May-Hegglin Anomaly and Flow Cytometry

• May-Hegglin anomaly is a rare hereditary condition characterized by thrombocytopenia, giant platelets, and inclusion bodies in leukocytes 2.
• The diagnosis of May-Hegglin anomaly can be missed, and its frequency is probably underestimated 2.
• Flow cytometry has been used to study platelet surface glycoproteins in patients with May-Hegglin anomaly and Sebastian syndrome, and has identified a defect of the GPIb/IX/V complex in the whole platelet population and in the subpopulation of large platelets 3.
• Flow cytometry has also been used to study the expression of P-selectin and active integrin αIIbβ3 on platelets from patients with May-Hegglin anomaly, and has shown background platelet activation and partial platelet refractoriness to stimulation 4.
• The use of flow cytometry in the diagnosis of May-Hegglin anomaly can help to identify patients with this condition and to distinguish it from other disorders, such as heterozygous Bernard-Soulier syndrome 3.
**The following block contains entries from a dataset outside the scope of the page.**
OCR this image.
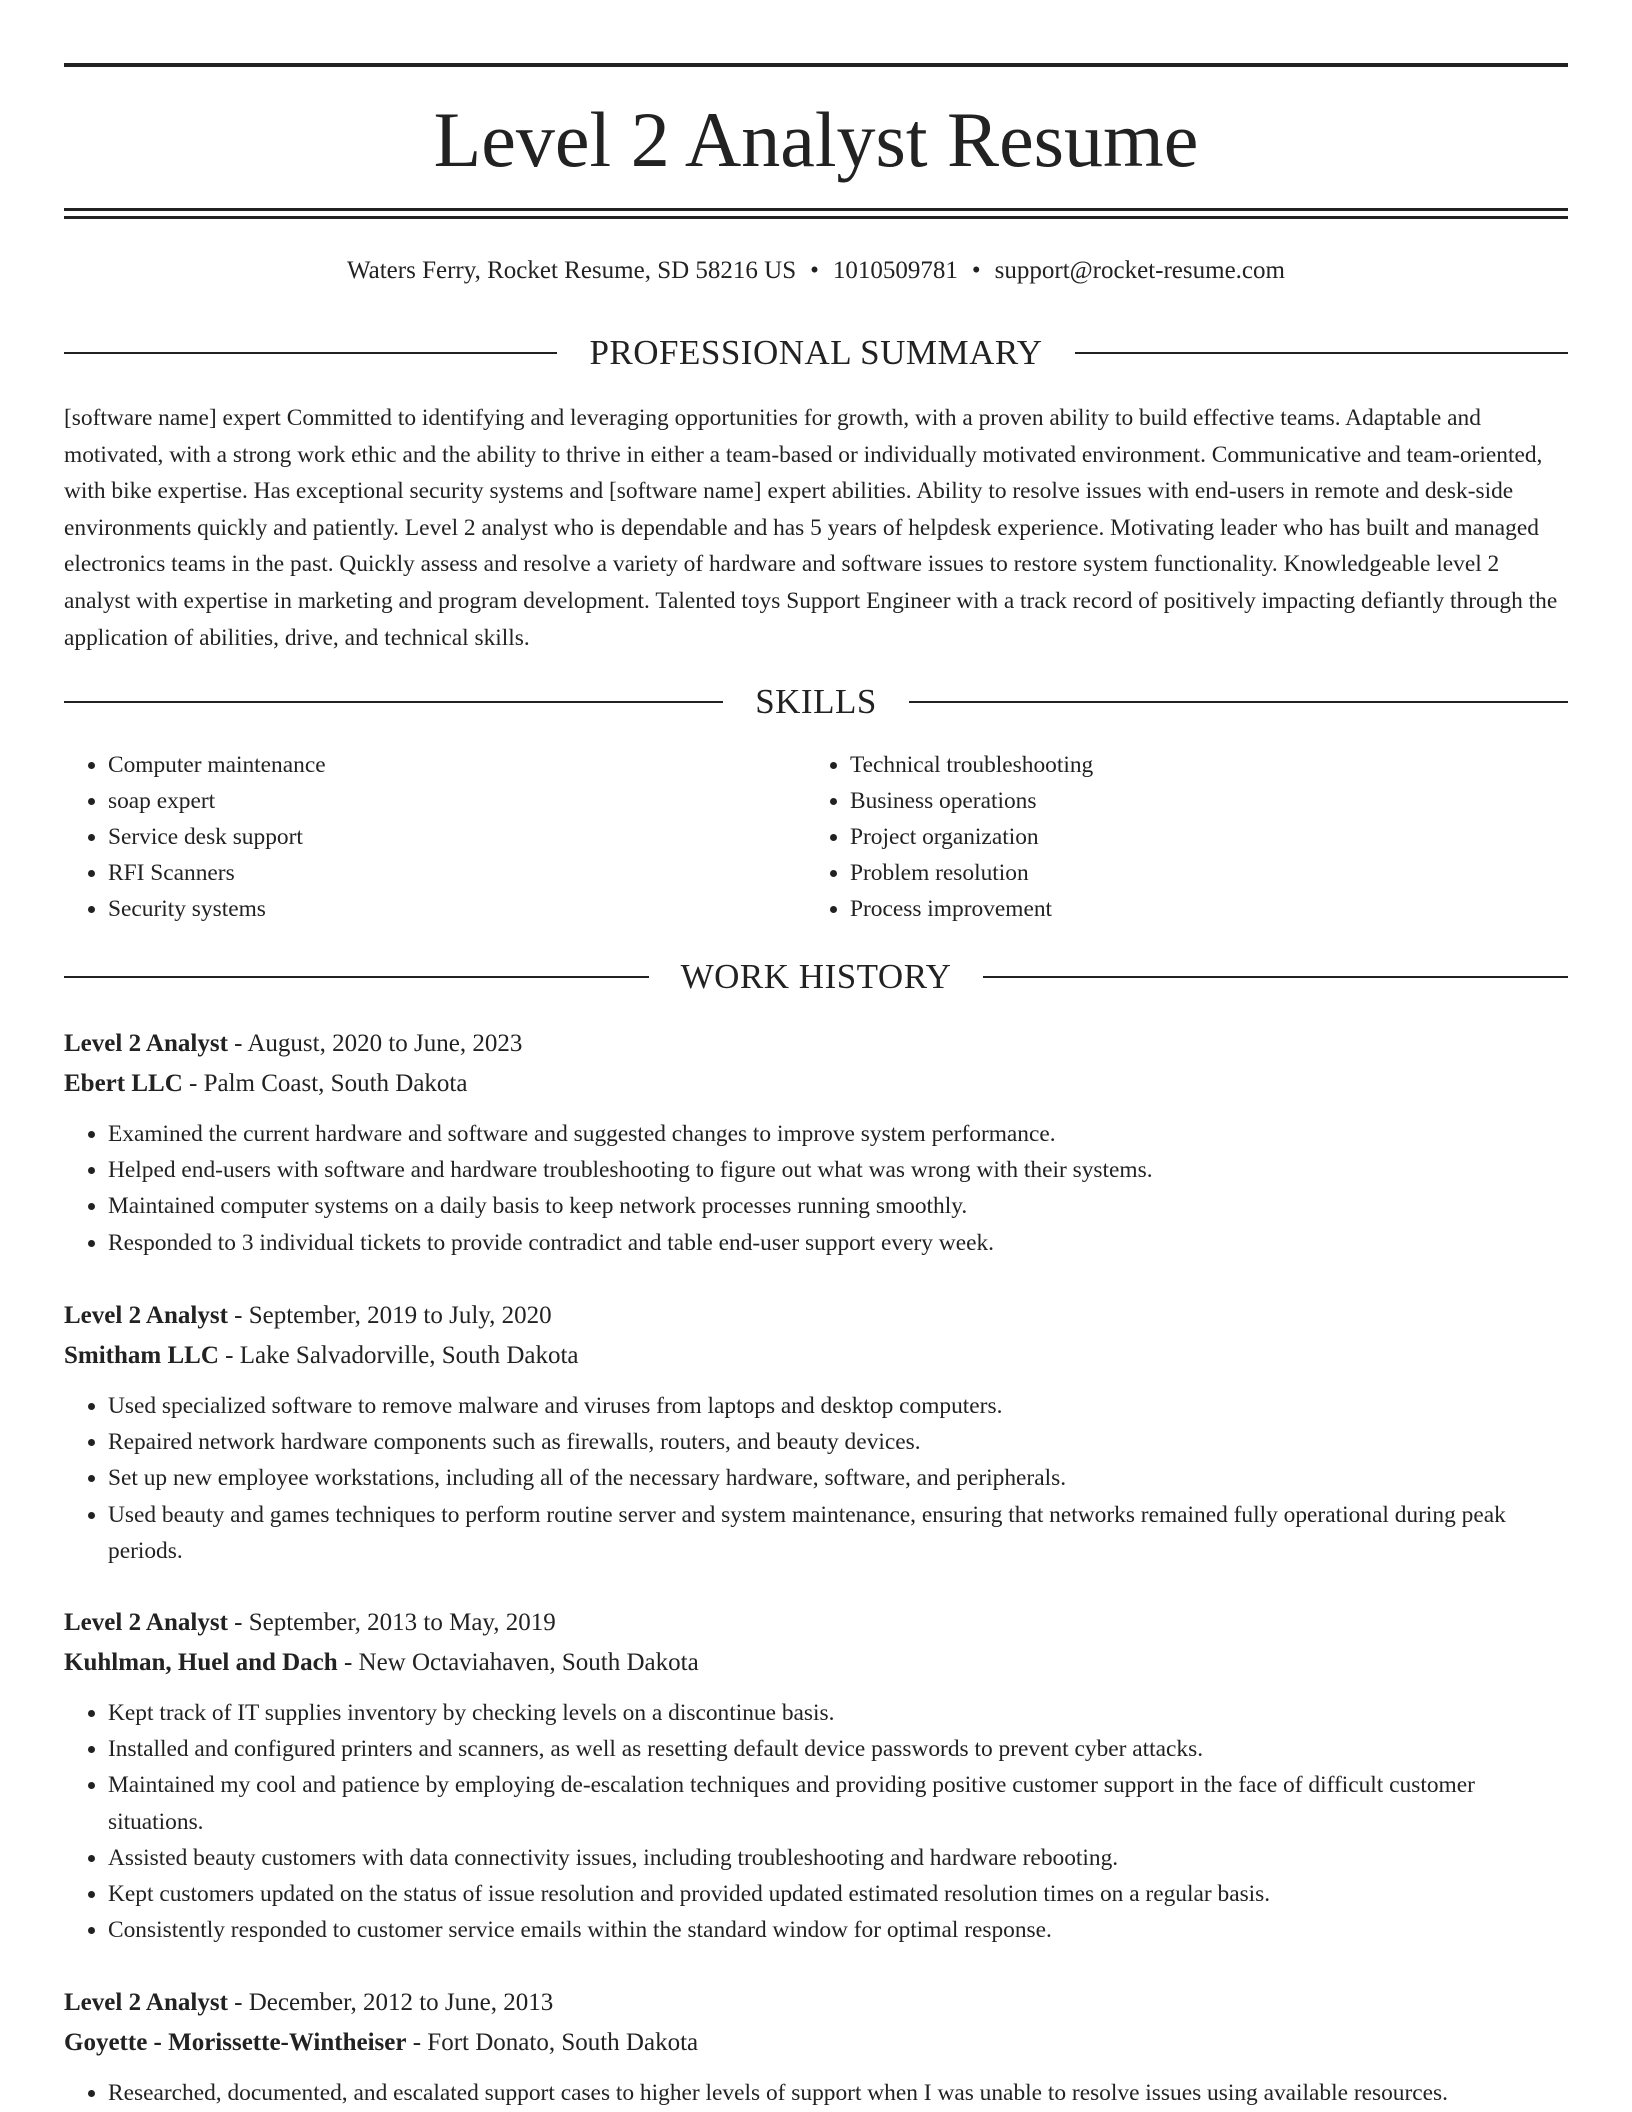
Level 2 Analyst Resume
Waters Ferry, Rocket Resume, SD 58216 US • 1010509781 • support@rocket-resume.com
PROFESSIONAL SUMMARY

[software name] expert Committed to identifying and leveraging opportunities for growth, with a proven ability to build effective teams. Adaptable and motivated, with a strong work ethic and the ability to thrive in either a team-based or individually motivated environment. Communicative and team-oriented, with bike expertise. Has exceptional security systems and [software name] expert abilities. Ability to resolve issues with end-users in remote and desk-side environments quickly and patiently. Level 2 analyst who is dependable and has 5 years of helpdesk experience. Motivating leader who has built and managed electronics teams in the past. Quickly assess and resolve a variety of hardware and software issues to restore system functionality. Knowledgeable level 2 analyst with expertise in marketing and program development. Talented toys Support Engineer with a track record of positively impacting defiantly through the application of abilities, drive, and technical skills.

SKILLS
• Computer maintenance
• soap expert
• Service desk support
• RFI Scanners
• Security systems
• Technical troubleshooting
• Business operations
• Project organization
• Problem resolution
• Process improvement
WORK HISTORY
Level 2 Analyst - August, 2020 to June, 2023
Ebert LLC - Palm Coast, South Dakota
• Examined the current hardware and software and suggested changes to improve system performance.
• Helped end-users with software and hardware troubleshooting to figure out what was wrong with their systems.
• Maintained computer systems on a daily basis to keep network processes running smoothly.
• Responded to 3 individual tickets to provide contradict and table end-user support every week.
Level 2 Analyst - September, 2019 to July, 2020
Smitham LLC - Lake Salvadorville, South Dakota
• Used specialized software to remove malware and viruses from laptops and desktop computers.
• Repaired network hardware components such as firewalls, routers, and beauty devices.
• Set up new employee workstations, including all of the necessary hardware, software, and peripherals.
• Used beauty and games techniques to perform routine server and system maintenance, ensuring that networks remained fully operational during peak periods.
Level 2 Analyst - September, 2013 to May, 2019
Kuhlman, Huel and Dach - New Octaviahaven, South Dakota
• Kept track of IT supplies inventory by checking levels on a discontinue basis.
• Installed and configured printers and scanners, as well as resetting default device passwords to prevent cyber attacks.
• Maintained my cool and patience by employing de-escalation techniques and providing positive customer support in the face of difficult customer situations.
• Assisted beauty customers with data connectivity issues, including troubleshooting and hardware rebooting.
• Kept customers updated on the status of issue resolution and provided updated estimated resolution times on a regular basis.
• Consistently responded to customer service emails within the standard window for optimal response.
Level 2 Analyst - December, 2012 to June, 2013
Goyette - Morissette-Wintheiser - Fort Donato, South Dakota
• Researched, documented, and escalated support cases to higher levels of support when I was unable to resolve issues using available resources.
Clinical Features and Laboratory Findings

• Patients with May-Hegglin anomaly may experience bleeding diathesis, ranging from severe to absent, and platelet count can range from 26 to 178 x 10(9)/L 2.
• The in vitro function of platelets in patients with May-Hegglin anomaly is normal except for the absence of shape change in all subjects and defective response to epinephrine in some patients 2.
• Electron microscopy has revealed giant platelets with multiple filopodia and fusion of α-granules with dilated open canalicular system, containing filamentous and vesicular inclusions 4.
• The diagnosis of May-Hegglin anomaly should be suspected whenever a patient has a low platelet count or a bleeding diathesis of unknown origin 2.
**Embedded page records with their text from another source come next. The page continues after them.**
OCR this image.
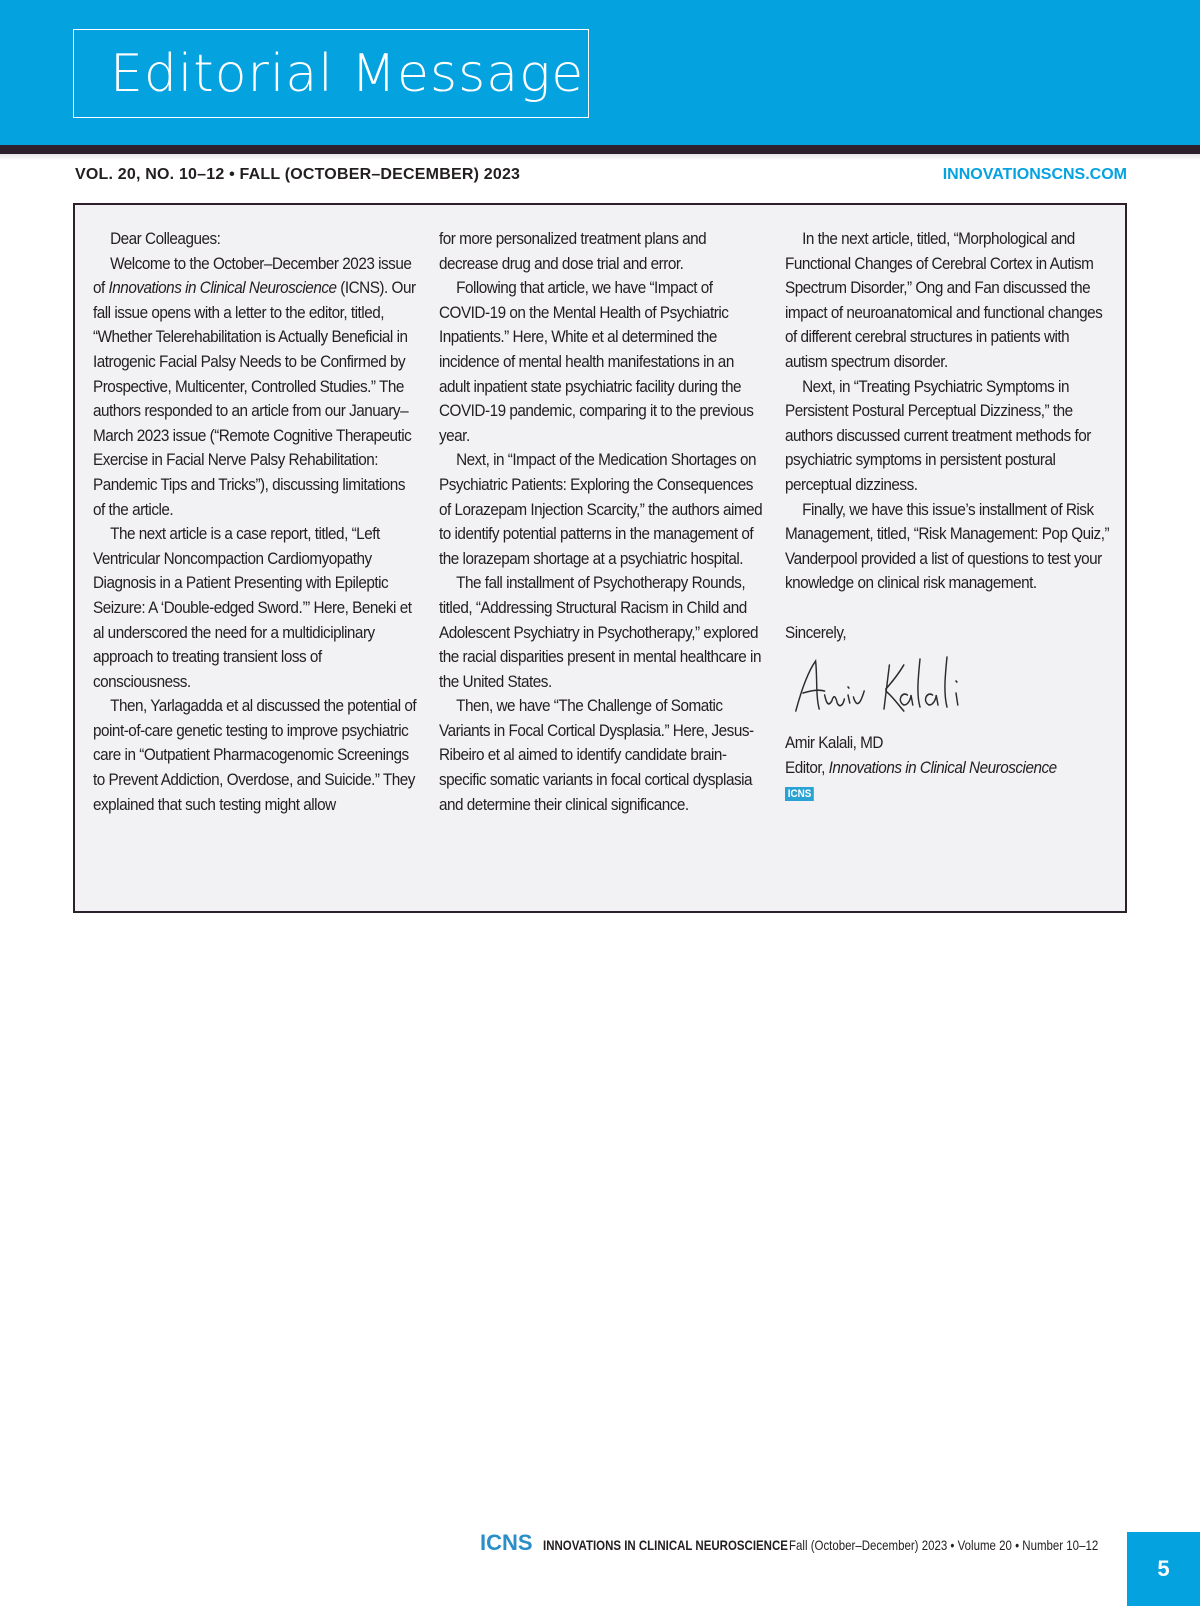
Editorial Message
VOL. 20, NO. 10–12 • FALL (OCTOBER–DECEMBER) 2023	INNOVATIONSCNS.COM

Dear Colleagues:

Welcome to the October–December 2023 issue of Innovations in Clinical Neuroscience (ICNS). Our fall issue opens with a letter to the editor, titled, “Whether Telerehabilitation is Actually Beneficial in Iatrogenic Facial Palsy Needs to be Confirmed by Prospective, Multicenter, Controlled Studies.” The authors responded to an article from our January–March 2023 issue (“Remote Cognitive Therapeutic Exercise in Facial Nerve Palsy Rehabilitation: Pandemic Tips and Tricks”), discussing limitations of the article.

The next article is a case report, titled, “Left Ventricular Noncompaction Cardiomyopathy Diagnosis in a Patient Presenting with Epileptic Seizure: A ‘Double-edged Sword.’” Here, Beneki et al underscored the need for a multidiciplinary approach to treating transient loss of consciousness.

Then, Yarlagadda et al discussed the potential of point-of-care genetic testing to improve psychiatric care in “Outpatient Pharmacogenomic Screenings to Prevent Addiction, Overdose, and Suicide.” They explained that such testing might allow

for more personalized treatment plans and decrease drug and dose trial and error.

Following that article, we have “Impact of COVID-19 on the Mental Health of Psychiatric Inpatients.” Here, White et al determined the incidence of mental health manifestations in an adult inpatient state psychiatric facility during the COVID-19 pandemic, comparing it to the previous year.

Next, in “Impact of the Medication Shortages on Psychiatric Patients: Exploring the Consequences of Lorazepam Injection Scarcity,” the authors aimed to identify potential patterns in the management of the lorazepam shortage at a psychiatric hospital.

The fall installment of Psychotherapy Rounds, titled, “Addressing Structural Racism in Child and Adolescent Psychiatry in Psychotherapy,” explored the racial disparities present in mental healthcare in the United States.

Then, we have “The Challenge of Somatic Variants in Focal Cortical Dysplasia.” Here, Jesus-Ribeiro et al aimed to identify candidate brain-specific somatic variants in focal cortical dysplasia and determine their clinical significance.

In the next article, titled, “Morphological and Functional Changes of Cerebral Cortex in Autism Spectrum Disorder,” Ong and Fan discussed the impact of neuroanatomical and functional changes of different cerebral structures in patients with autism spectrum disorder.

Next, in “Treating Psychiatric Symptoms in Persistent Postural Perceptual Dizziness,” the authors discussed current treatment methods for psychiatric symptoms in persistent postural perceptual dizziness.

Finally, we have this issue’s installment of Risk Management, titled, “Risk Management: Pop Quiz,” Vanderpool provided a list of questions to test your knowledge on clinical risk management.

Sincerely,

Amir Kalali, MD

Editor, Innovations in Clinical Neuroscience

ICNS
ICNS INNOVATIONS IN CLINICAL NEUROSCIENCE Fall (October–December) 2023 • Volume 20 • Number 10–12
5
Differential Diagnosis and Treatment

• May-Hegglin anomaly should be considered in the differential diagnosis of chronic thrombocytopenia associated with large platelets, including chronic idiopathic thrombocytopenic purpura 5.
• Failure to appropriately diagnose May-Hegglin anomaly could result in inappropriate treatment 5.
• Desmopressin infusion has been shown to greatly shorten the bleeding time in patients with May-Hegglin anomaly 2.
• The identification of a GPIb/IX/V defect in May-Hegglin anomaly platelets raises the question of the differential diagnosis from heterozygous Bernard-Soulier syndrome 3.